Timur'un Atatürk'e Hediyesi
Timur Lenk, Anadolu'nun tarihinde kendinden en çok Yıldırım Bayezid'i savaş rehinesi olarak almasından dolayı bilinir. Tüm Dünya'yı askeri zekasıyla ve dahi fikirleri ile kendine hayran bırakan Timur, Atatürk'e hediye göndermiştir. İnanması zor ama gerçek. Gelin beraber bakalım nasıl olmuş.
Timur, 1402 yılında Osmanlıya doğru yürümüştür. Anadolu hayranlığı tüm dünya da esip kükrerken, sonunda iki Türküde birbirine düşürür. Ve Osmanlıya doğru gelen Timur ile Osmanlı Devlet’inin dönem padişahı Yıldırım Bayezid ile Ankara’nın Çubuk ovasında karşı karşıya kalırlar. Bu savaşın sonucu Osmanlıyı hezimete uğratır. Osmanlı Tarihinin kara lekesi olarak bilinen bu olayda Yıldırım Bayezid, Timur’un eline düşmüş ve böylelikle Osmanlı Devleti 11 yıllık Fetret sürecine girmiştir. Yani bu süreç, Padişahsız geçirilmiş, fes edilmiş dönem anlamını taşır. Bu süreçte tahta ne bir şehzade geçebilmiştir ne de isyan edilip devlet yıkılabilmiştir. Osmanlı Devletinin ortada kaldığı kötü bir dönem olmuştur.
Bu dönemi bitiren ise 1389 tarihi ile Tahta Çıkan 1’inci Murad’dır. 1’inci Murad tahta geçer geçmez tüm düşmanlarla cenk etmeye başlar. İlk olarak Yıldırımın boşluğundan yararlanıp Anadolu’da daha fazla toprağa sahip olamaya çalışan Türk beyliklerinin isyanlarını bastırmaklar başlar. 1391 yılına geldiğimizde ise Anadolu’da ki gücünü tekrar kazanan Osmanlı tekrardan Konstantine’yi kuşatır. Bu kuşatmada başarısız kalan Murad geri çekilir. Takvim yaprakları 1396 yılını gösterdiğinde ise Niğbolu Muharebesi ile şövalyelerden oluşan haçlı ordusunu yenilgiye uğratıp püskürtmüştür.
İZMİR’İN FETHİ
Ankara savaşından sonra Yıldırım’ı yanına alan Timur İzmir’e yürür. İzmir’e giden Timur sadece 7 saatlik kuşatmanın ardından fethetmiştir. 7 yılda Osmanlı’nın feth edemediği İzmir’i 7 saatte feth ederek, Yıldırım Bayezid’e ‘’bak bu iş böyle yapılır.’’ demiştir. Bunun üzerine 1422 yılına kadar Timur’un elinde olan İzmir, 2’inci Muradın Kuşatmasıyla Osmanlıya katılır. Bu durum üzerine Timur vasiyet bırakır. ‘’İzmir’i bir daha hangi Türk komutan feth ederse ona bu üç kılıcımı verin’’ der.

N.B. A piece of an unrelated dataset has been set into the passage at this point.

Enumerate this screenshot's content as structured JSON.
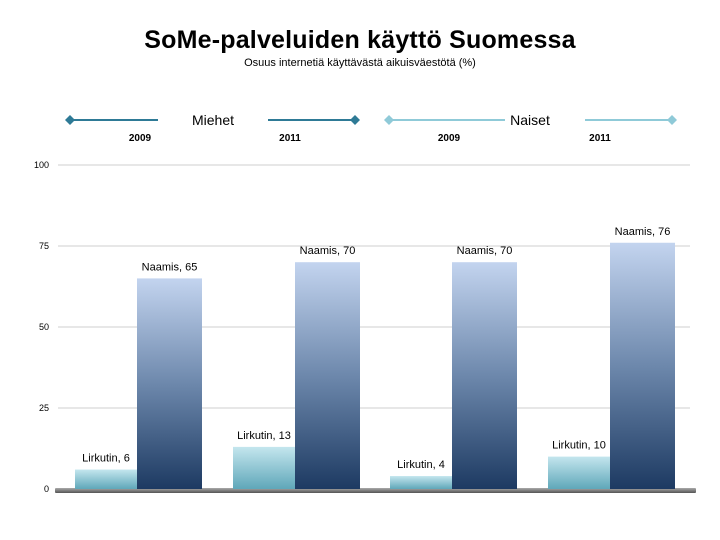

Tarih, Kurtuluş savaşı zamanına geldiğinde ise; Türkiye topraklarını işgalci güçlerden temizlemeye çalışırken, Timur’un torunları da doğuda Buhara Cumhuriyetini kurmaya çalışıyorlardır. Buhara Cumhuriyetini kuran torunlar, Anadolu’nun bir Türk’ün elinde olmasını savunduğu için, manevi destek olması için ve dedelerinin vasiyeti üzerine dedelerinin üç kılıcını Mustafa Kemal Atatürk’e gönderir. Bu şerefli hediyeyi her zaman taşıyacağını bildirir.

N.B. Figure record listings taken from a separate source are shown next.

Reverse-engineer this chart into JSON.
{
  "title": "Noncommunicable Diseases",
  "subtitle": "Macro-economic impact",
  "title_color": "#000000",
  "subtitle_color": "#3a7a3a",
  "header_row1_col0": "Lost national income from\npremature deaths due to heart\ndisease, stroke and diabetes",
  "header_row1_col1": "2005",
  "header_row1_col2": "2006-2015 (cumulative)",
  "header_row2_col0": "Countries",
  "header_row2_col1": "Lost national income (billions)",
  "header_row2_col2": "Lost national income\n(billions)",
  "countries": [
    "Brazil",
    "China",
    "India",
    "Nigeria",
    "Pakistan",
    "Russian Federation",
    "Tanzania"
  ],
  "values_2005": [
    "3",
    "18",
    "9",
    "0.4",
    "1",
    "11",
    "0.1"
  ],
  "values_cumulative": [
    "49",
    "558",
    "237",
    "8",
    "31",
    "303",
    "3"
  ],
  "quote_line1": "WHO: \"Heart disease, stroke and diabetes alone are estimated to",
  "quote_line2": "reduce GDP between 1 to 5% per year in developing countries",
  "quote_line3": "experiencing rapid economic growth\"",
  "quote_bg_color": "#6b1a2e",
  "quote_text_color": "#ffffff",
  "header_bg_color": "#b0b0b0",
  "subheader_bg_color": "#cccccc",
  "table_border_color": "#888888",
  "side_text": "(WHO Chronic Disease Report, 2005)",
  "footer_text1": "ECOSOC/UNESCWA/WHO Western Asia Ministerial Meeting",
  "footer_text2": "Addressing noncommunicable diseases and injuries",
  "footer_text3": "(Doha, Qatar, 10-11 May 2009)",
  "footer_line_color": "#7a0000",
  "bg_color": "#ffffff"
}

Sonrasında İzmir’de yunan denize dökülür. Bu zaferleri tek başına kazanmadığını bilen Atatürk İsmet İnönü’ye bir tanesini verir ve İzmir’e ilk giren ve düşman askerlerini denize döken subay Şerafettin Bey’e verilir. Bu 3 adam, askeri hayatları ve tüm yaşamları boyunca bu hediyeyi atalarının hediyesi olarak benimsemiş ve saygı göstermişlerdir.